Publié

"Les Etats-Unis sont en état de guerre civile virtuelle"

Géopolitis: Trump, stop ou encore? [Reuters - Christian Hartmann]
Trump, stop ou encore? / Geopolitis / 26 min. / le 27 octobre 2019
Un an avant l’élection présidentielle américaine, le pays est divisé et la campagne promet d'être virulente. Entre la procédure d'impeachment et le retrait militaire en Syrie, Donald Trump doit faire face à de nombreux défis.

Donald Trump parviendra-t-il à se maintenir au pouvoir en 2020? Officiellement en campagne depuis le mois de juin, le président américain se révèle toujours plus incontrôlable et n'hésite pas à attaquer directement ses adversaires sur Twitter comme lors de ses discours. "La campagne ne sera pas belle", prédit Gérard Araud, ex-ambassadeur français à Washington et invité de Géopolitis. "Donald Trump n’a aucune limite, aucun scrupule", affirme-t-il.

Donald Trump n’a aucune limite, aucun scrupule.

Gérard Araud

Sous le mandat de Donald Trump, les divisions qui traversent le pays se sont exacerbées, pour Gérard Araud, qui n'hésite pas à parler d'une "polarisation hystérique" de la société. "Il y a une guerre civile virtuelle, précise-t-il, entre les soutiens du président et le reste des Américains." Et dans cette "guerre", Donald Trump peut compter sur une base sûre d'électeurs acquis à sa politique. "Plus de 90% de ses électeurs de 2016 sont prêts à revoter pour lui, souligne Gérard Araud. C'est le plus haut pourcentage qu'on ait eu depuis les 50 dernières années."

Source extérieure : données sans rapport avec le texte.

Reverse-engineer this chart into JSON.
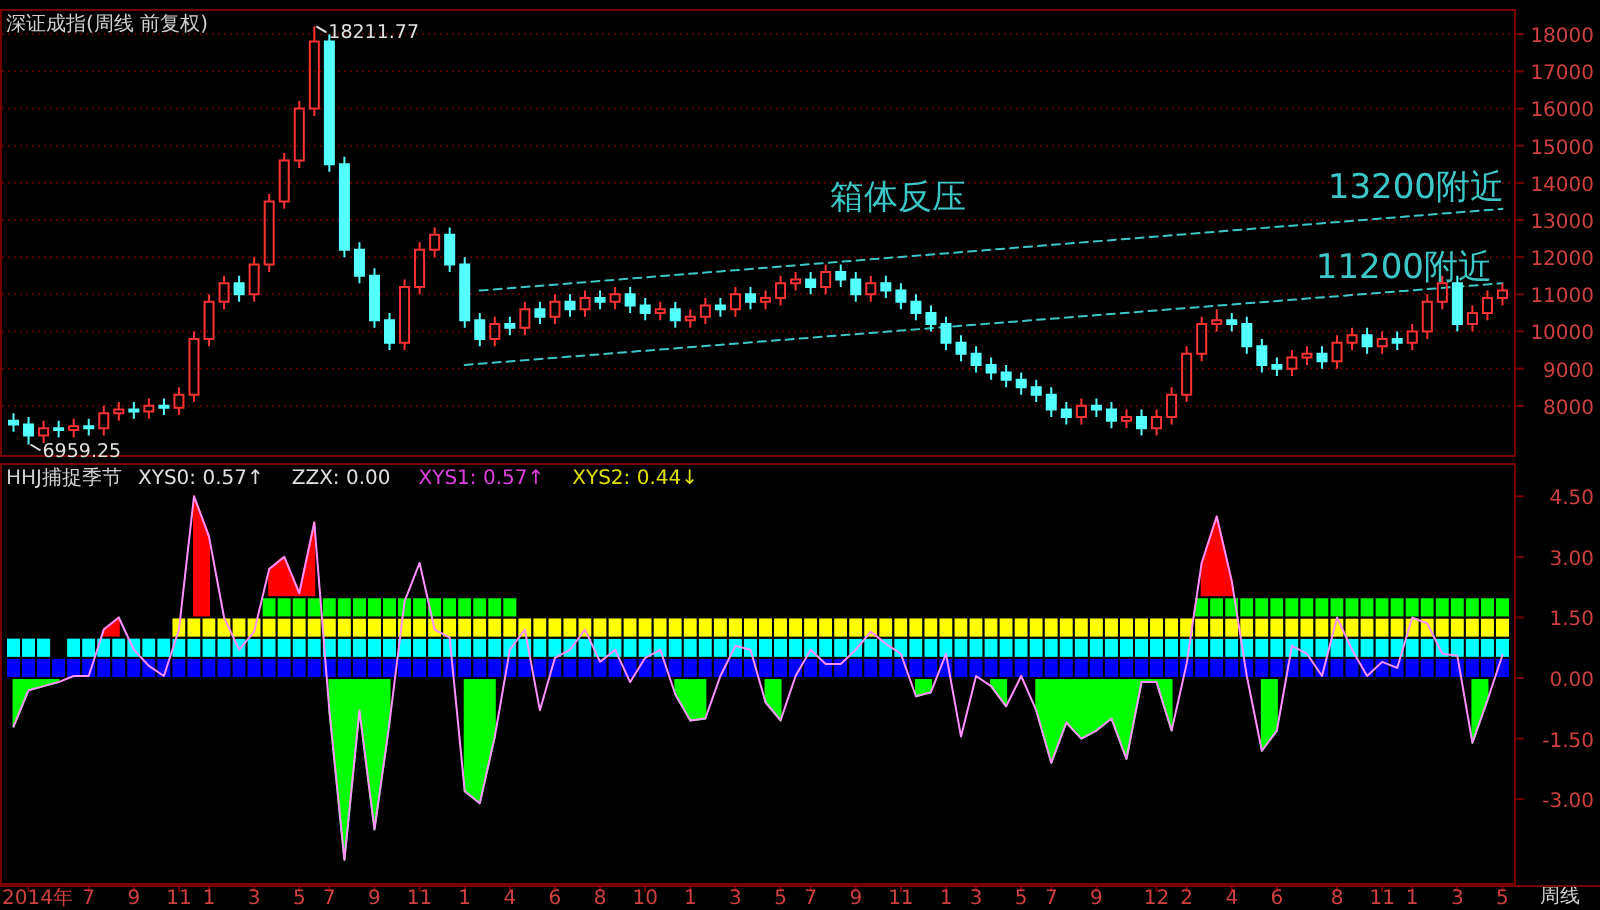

Mais pour remporter l'élection, Donald Trump devra élargir sa base électorale estimée entre 35 et 37%. Selon Gérard Araud, tout dépend du choix du candidat démocrate. La primaire est en cours mais deux candidats semblent favoris pour la remporter: Joe Biden, l'ancien vice-président de Barack Obama, et Elizabeth Warren qui soutient, selon Gérard Araud, une forme de populisme de gauche face au populisme de droite porté par Donald Trump.

La politique étrangère s'invite dans la campagne

Plusieurs dossiers internationaux pourraient aussi avoir un impact sur la campagne. Le président américain doit faire face à une procédure d’impeachment depuis le mois de septembre. C’est l'affaire ukrainienne qui a poussé les démocrates américains à lancer le processus qui tend encore plus les relations entre les deux camps politiques. Donald Trump a divisé aussi au sein de son propre camp lorsque le 6 octobre 2019 la Maison Blanche a annoncé le retrait des troupes américaines au nord de la Syrie.

Mais si la manière surprend, cette décision du président suit au final une stratégie de longue date de retrait partiel des Américains de la scène internationale: "Cela avait déjà commencé sous l'administration Obama", souligne Gérard Araud. "Nous avons eu deux présidents aussi différents qu'ils puissent être et qui ont tous les deux conclu à une lassitude de l’opinion publique américaine pour les engagements internationaux." On ne reviendra plus à "l’Amérique gendarme du monde", analyse l'ancien diplomate. Donald Trump est par contre allé bien plus loin que Barack Obama en suivant une "politique néo-isolationniste et nationaliste", explique Gérard Araud. "Il est indifférent aux alliances et, pour lui, le Royaume-Uni ou la Chine, c'est la même chose."

Antoine Pignarre/Elsa Anghinolfi

Publié

Un ambassadeur qui sort de sa réserve

Gérard Araud a occupé des postes prestigieux au sein de la diplomatie française. Il a été représentant au Conseil de Sécurité des Nations unies. En 2014, il a rejoint Washington comme ambassadeur de France aux Etats-Unis où il est resté jusqu'en mai 2019.

Après l’élection de Donald Trump, Gérard Araud n’hésite pas à exprimer son désaccord publiquement. Certains lui reprochent son manque de réserve. Il raconte une fonction diplomatique marginalisée: "Si vous êtes ambassadeur, vous n’avez aucun interlocuteur autorisé. Lorsque Paris a un message, il vaut mieux qu'Emmanuel Macron appelle directement la seule personne qui compte, c’est-à-dire Donald Trump".

Il a rejoint, il y a quelques mois, le secteur privé dans l’agence internationale de conseil en communication Richard Attias & Associés.